Петр для очень многих казался плохим - совсем плохим царем. Но самый плохой царь казался, все-таки, лучше самой лучшей революции. Несколько неожиданным оказался тот факт, что в Петре совместилась и монархия, и революция, но это совмещение современники Петра едва ли успели заметить: революционные перемены Петра нарастали постепенно - от случая к случаю - "рождались войной", как говорят нынешние историки... Они никогда не фигурировали в форме тех "программ", какие предлагали обездоленному человечеству его такие лучшие друзья, как Ленин и Гитлер. Все это вырастало постепенно: сначала потешные, - почему бы и нет? Потом поход в Азов, - Азов для Москвы был очень нужен. Потом стройка флота, - флот стали строить и до Петра. Потом войны со Швецией - на Швецию Москва нацеливалась очень давно. Для войны нужна регулярная армия, - ее стал заводить уже Грозный. Потом столица в Петербурге, - но и без Петербурга Москва Петра вообще видывала только мельком - и был ли он в Петербурге или околачивался по заграницам - для Москвы было безразлично. Пьянство, табак, немецкие кафтаны, антирелигиозное хулиганство оценивались сначала, как ребячья блажь: "женится - остепенится". Но и женитьба не остепенила.

Во всяком случае, в "революции" Петра отсутствовал самый основной революционный элемент: насильственный захват власти, отсутствовал тот обычно весьма четкий перелом, который определяет "старый режим" от его революционного наследника.
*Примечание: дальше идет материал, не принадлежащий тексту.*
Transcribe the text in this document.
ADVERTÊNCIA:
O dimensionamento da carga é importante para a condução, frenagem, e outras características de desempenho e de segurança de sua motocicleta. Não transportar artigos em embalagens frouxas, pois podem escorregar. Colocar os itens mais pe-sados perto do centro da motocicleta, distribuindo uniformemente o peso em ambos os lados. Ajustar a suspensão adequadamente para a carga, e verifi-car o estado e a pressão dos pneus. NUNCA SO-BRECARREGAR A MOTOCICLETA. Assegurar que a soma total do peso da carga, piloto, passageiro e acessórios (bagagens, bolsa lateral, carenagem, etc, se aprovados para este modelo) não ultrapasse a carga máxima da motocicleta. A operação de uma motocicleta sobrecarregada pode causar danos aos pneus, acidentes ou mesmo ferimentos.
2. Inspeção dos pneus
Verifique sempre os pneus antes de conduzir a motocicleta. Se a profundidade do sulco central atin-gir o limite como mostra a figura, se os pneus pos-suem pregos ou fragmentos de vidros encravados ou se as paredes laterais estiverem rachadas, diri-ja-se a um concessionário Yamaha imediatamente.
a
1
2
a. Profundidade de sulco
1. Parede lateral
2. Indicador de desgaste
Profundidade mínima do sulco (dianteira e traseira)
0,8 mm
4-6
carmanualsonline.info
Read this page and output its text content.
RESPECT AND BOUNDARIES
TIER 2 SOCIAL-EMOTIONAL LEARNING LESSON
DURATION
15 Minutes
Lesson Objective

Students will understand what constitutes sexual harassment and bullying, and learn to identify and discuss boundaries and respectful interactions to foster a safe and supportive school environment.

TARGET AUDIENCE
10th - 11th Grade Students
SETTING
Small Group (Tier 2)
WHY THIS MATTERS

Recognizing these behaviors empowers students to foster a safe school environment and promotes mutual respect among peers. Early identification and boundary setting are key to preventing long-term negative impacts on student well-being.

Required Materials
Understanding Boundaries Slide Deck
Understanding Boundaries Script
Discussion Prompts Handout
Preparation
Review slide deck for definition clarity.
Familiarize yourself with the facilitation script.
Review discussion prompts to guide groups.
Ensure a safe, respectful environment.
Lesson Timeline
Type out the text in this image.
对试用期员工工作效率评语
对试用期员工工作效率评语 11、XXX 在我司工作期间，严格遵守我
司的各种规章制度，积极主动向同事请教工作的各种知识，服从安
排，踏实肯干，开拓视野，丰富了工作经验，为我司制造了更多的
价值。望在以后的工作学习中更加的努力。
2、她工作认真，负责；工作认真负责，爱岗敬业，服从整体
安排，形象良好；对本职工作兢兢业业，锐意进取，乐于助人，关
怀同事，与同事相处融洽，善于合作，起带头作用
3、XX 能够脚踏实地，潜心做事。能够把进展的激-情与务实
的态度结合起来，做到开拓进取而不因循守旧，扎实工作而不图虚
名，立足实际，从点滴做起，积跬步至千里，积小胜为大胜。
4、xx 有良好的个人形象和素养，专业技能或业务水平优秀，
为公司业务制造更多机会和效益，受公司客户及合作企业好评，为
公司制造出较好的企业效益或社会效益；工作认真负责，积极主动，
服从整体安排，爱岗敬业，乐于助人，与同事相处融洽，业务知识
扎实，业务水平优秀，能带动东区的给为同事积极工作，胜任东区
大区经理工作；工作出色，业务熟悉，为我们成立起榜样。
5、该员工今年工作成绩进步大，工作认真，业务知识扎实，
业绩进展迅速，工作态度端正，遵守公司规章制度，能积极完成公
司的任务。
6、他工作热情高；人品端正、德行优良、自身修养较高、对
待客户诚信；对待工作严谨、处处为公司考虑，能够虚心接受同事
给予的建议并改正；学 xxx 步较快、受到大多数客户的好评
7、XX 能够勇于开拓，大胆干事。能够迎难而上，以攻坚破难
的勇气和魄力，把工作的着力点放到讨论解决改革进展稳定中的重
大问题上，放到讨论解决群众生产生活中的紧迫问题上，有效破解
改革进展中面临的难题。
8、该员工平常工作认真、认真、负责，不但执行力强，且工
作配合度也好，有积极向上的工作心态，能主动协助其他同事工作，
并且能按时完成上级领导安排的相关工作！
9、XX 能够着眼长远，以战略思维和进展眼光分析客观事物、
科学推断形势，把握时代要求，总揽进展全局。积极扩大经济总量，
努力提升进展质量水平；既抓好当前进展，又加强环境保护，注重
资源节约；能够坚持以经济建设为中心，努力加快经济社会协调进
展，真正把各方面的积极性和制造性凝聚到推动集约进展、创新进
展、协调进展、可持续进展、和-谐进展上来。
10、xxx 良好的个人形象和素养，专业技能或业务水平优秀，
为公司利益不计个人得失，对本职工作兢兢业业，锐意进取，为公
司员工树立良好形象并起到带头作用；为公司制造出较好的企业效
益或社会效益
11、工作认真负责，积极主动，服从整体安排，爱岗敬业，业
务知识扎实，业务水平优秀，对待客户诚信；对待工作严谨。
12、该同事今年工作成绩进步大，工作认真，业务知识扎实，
В лице Петра "революцию" производил сам "старый режим" и производил ее а) законными средствами и б) с патриотической целью. И, наконец, революционный оттенок петровские деяния получили уже только впоследствии - во всей их сумме. Современникам она казалась нарастающим рядом безобразий и неудач, но никак не революцией. И петровская Россия. несмотря на резкое осуждение деяний и методов Петра - на "контрреволюцию" все-таки не пошла. Это объясняет прижизненный успех петровских реформ. Их посмертный успех был закреплен новым соотношением социальных сил, о каком Петр, разумеется, и понятия не имел.

Таким образом, "личная" роль Петра в истории объясняется прежде всего рядом внеличных факторов. Тем, что Петр родился царем, тем, что он родился царем после междуцарствия и тем, что он вступил на престол в тот момент, когда Россия и без него уже перестраивалась и когда она, в частности, от чисто оборонительной политики переходила к наступательной. В эти объективные факторы резко вклинились личные свойства Петра. И именно личные свойства придали реформе характер революции. Не будь этих личных свойств, история петровских дел и деяний имела бы, вероятно, намного менее спорный характер, чем тот, который она имеет сейчас. <…>

Самой кардинальной реформой Петра, которую историки обходят старательным молчанием и о которой, правда, только мельком говорит советская "История СССР", был его указ 1714 г., так называемый указ о единонаследии. О том, как безграмотно и бестолково и противоречиво был он средактирован, я уже приводил определение Ключевского. О том, что из "единонаследия" ничего не вышло, пишут все историки. Но обходится сторонкой тот вопрос, что благодаря этому указу "огромный фонд поместных земель окончательно сделался собственностью дворянства" ("История СССР, стр. 665).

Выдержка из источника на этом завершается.